French Army officer (1770–1802)

Divisional-General Antoine Richepanse (25 March 1770 – 3 September 1802) was a French Army officer and colonial administrator who served as the governor of Guadeloupe from 1801 to 1802. Richepanse was born in Metz, the son of Antoine Richepanse, a non-commissioned officer in the French Royal Army's Conti Dragoon Regiment. At the age of five he joined his father's regiment as a cadet, and in 1785 Richepanse was promoted to quartermaster sergeant. A supporter of the French Revolution, Richepanse distinguished himself in the early battles of the War of the First Coalition, being promoted to second lieutenant in 1791, lieutenant in September 1792, captain in July 1793 and chef d'escadron in July 1794.

In 1796, he fought in the battles of Siegburg and Altenkirchen as part of the Army of Sambre and Meuse. On 4 June 1796, Jean-Baptiste Kléber promoted Richepanse to brigade general, writing to Jean-Baptiste Jourdan: "I think, my dear comrade, that you will approve this nomination, and that you will persuade the government to confirm it. I attach all the more keen interest to it, as it seems to be the wish of the entire army corps which has witnessed his brilliant actions." In 1797 he was promoted to divisional general and served under the command of Lazare Hoche. Richepanse distinguished himself at the Battle of Neuwied, where the Austrians lost 8000 men, 27 cannons and 7 colours. In 1800, he was part of the Army of the Rhine under Jean Victor Marie Moreau, which defeated the Austrians at Hohenlinden in which he played a conspicuous part.

In 1801, Richepanse was appointed by Napoleon as the|governor of Guadeloupe. He was given command of an expeditionary force which was dispatched to Guadeloupe to restore French authority in the colony, which was under the de facto control of Black officers. After Richepanse arrived on the island, a battle broke out on 10 May between Richepanse's troops and Black insurgents fearing the possible reintroduction of slavery. Although the insurgents were initially led by the mulatto officer Chef de brigade Magloire Pélage, he quickly switched sides and joined Richepanse, with the position of insurgent leader passing to another mulatto officer, Chef de bataillon Louis Delgrès. 3,000 French troops under Richepanse's command and 600 Black troops led by Pélage eventually drove Delgrès's rebels into Fort Saint Charles, where they committed mass suicide by detonating the fort's gunpowder stores on 28 May.

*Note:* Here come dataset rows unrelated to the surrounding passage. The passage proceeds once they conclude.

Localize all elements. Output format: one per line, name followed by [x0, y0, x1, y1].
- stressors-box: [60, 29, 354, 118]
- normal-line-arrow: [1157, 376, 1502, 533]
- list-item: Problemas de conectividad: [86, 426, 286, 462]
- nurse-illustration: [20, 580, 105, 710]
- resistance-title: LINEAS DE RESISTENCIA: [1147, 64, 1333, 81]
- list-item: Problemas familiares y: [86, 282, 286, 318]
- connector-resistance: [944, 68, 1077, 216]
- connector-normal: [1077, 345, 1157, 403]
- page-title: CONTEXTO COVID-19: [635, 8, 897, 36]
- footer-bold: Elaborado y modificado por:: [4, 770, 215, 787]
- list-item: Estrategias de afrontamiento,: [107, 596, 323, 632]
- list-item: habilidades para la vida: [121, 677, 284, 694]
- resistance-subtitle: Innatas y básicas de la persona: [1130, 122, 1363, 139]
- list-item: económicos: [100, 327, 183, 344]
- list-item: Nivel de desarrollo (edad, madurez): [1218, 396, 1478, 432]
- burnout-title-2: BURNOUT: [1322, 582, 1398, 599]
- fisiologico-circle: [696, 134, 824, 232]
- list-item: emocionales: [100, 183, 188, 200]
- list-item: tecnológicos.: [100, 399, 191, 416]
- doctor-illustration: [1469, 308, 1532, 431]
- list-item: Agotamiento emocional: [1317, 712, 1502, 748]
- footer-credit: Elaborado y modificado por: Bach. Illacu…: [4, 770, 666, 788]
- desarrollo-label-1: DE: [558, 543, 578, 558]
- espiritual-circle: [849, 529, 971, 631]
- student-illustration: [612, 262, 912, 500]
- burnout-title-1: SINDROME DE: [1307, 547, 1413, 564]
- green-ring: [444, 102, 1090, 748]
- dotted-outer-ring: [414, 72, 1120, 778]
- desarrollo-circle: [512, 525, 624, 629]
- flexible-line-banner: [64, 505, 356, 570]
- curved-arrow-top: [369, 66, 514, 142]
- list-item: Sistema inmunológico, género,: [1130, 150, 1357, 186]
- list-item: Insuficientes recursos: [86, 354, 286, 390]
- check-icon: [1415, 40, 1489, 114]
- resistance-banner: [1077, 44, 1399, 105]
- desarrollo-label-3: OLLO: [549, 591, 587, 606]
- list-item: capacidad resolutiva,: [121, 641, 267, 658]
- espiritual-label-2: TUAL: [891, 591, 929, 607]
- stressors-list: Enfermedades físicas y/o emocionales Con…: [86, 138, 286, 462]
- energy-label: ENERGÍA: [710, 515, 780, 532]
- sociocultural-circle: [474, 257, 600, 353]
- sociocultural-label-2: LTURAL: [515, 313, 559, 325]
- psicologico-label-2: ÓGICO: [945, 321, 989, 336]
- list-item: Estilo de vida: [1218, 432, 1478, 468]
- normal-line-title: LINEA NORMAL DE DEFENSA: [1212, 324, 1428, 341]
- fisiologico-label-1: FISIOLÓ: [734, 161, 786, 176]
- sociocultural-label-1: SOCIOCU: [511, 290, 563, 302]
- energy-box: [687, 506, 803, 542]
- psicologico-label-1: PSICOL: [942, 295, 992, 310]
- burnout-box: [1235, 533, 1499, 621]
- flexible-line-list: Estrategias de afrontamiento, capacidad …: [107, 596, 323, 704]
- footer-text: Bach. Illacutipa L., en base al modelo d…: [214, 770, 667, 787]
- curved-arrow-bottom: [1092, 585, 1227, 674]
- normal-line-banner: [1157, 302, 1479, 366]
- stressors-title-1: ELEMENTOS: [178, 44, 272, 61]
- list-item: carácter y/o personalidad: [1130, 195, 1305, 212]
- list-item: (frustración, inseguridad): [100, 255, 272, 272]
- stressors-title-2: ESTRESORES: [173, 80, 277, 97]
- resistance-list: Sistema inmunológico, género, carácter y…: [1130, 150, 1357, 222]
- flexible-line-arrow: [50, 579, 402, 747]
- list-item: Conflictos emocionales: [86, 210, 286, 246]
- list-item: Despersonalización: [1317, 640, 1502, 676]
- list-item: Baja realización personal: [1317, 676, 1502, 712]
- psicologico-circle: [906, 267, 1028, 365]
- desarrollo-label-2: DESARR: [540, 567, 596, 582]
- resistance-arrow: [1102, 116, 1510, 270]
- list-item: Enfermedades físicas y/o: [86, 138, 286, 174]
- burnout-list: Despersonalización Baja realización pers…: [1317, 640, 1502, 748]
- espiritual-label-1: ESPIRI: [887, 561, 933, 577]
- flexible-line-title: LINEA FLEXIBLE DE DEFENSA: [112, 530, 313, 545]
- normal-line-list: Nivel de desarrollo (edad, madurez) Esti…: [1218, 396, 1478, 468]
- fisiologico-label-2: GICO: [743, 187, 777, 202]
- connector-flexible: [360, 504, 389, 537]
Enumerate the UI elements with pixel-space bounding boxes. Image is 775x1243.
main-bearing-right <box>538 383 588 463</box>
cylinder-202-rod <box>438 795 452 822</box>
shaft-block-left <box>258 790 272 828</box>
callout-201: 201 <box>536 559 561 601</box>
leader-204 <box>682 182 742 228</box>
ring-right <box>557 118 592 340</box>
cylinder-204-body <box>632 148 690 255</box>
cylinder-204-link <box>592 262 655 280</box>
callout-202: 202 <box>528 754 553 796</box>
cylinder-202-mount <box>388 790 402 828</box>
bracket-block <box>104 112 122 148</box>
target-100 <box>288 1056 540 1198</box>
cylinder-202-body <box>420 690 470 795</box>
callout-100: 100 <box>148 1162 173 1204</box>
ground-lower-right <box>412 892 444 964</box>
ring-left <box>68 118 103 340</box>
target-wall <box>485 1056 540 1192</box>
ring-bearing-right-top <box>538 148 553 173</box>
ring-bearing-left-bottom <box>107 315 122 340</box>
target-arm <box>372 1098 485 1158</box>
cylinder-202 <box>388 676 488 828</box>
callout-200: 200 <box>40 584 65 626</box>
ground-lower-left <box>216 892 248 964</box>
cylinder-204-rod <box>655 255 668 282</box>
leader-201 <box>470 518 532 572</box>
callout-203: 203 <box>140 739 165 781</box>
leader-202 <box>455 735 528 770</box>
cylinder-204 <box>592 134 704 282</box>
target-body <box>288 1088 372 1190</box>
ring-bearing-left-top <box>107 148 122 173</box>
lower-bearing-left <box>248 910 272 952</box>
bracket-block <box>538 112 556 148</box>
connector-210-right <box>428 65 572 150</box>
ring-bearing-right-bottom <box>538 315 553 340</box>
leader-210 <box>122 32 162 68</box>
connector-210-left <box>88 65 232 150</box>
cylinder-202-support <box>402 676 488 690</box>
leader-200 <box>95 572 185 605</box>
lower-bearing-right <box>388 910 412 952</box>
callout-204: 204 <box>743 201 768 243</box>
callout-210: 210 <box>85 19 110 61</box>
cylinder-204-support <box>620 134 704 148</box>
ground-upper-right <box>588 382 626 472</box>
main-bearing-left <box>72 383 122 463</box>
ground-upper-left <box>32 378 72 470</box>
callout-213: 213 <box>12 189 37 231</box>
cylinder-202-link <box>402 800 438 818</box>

Richepanse, having lost 40% of his men either to combat or illness, published a resolution on 17 July which abolished wages for freed plantation slaves and rescinded citizenship for free people of colour. For months afterwards, he carried out a brutal counterinsurgency campaign to root out remaining insurgents. Richepanse's campaign quickly became notorious for its brutality and "even his own lieutenants denounced [it] in their reports". Not long after his arrival in Guadeloupe, Richepanse contracted yellow fever from which he died at Basse-Terre on 3 September 1802. The insurgency against French rule in Guadeloupe continued until 1804, when the remaining insurgents surrendered and were allowed to leave the colony.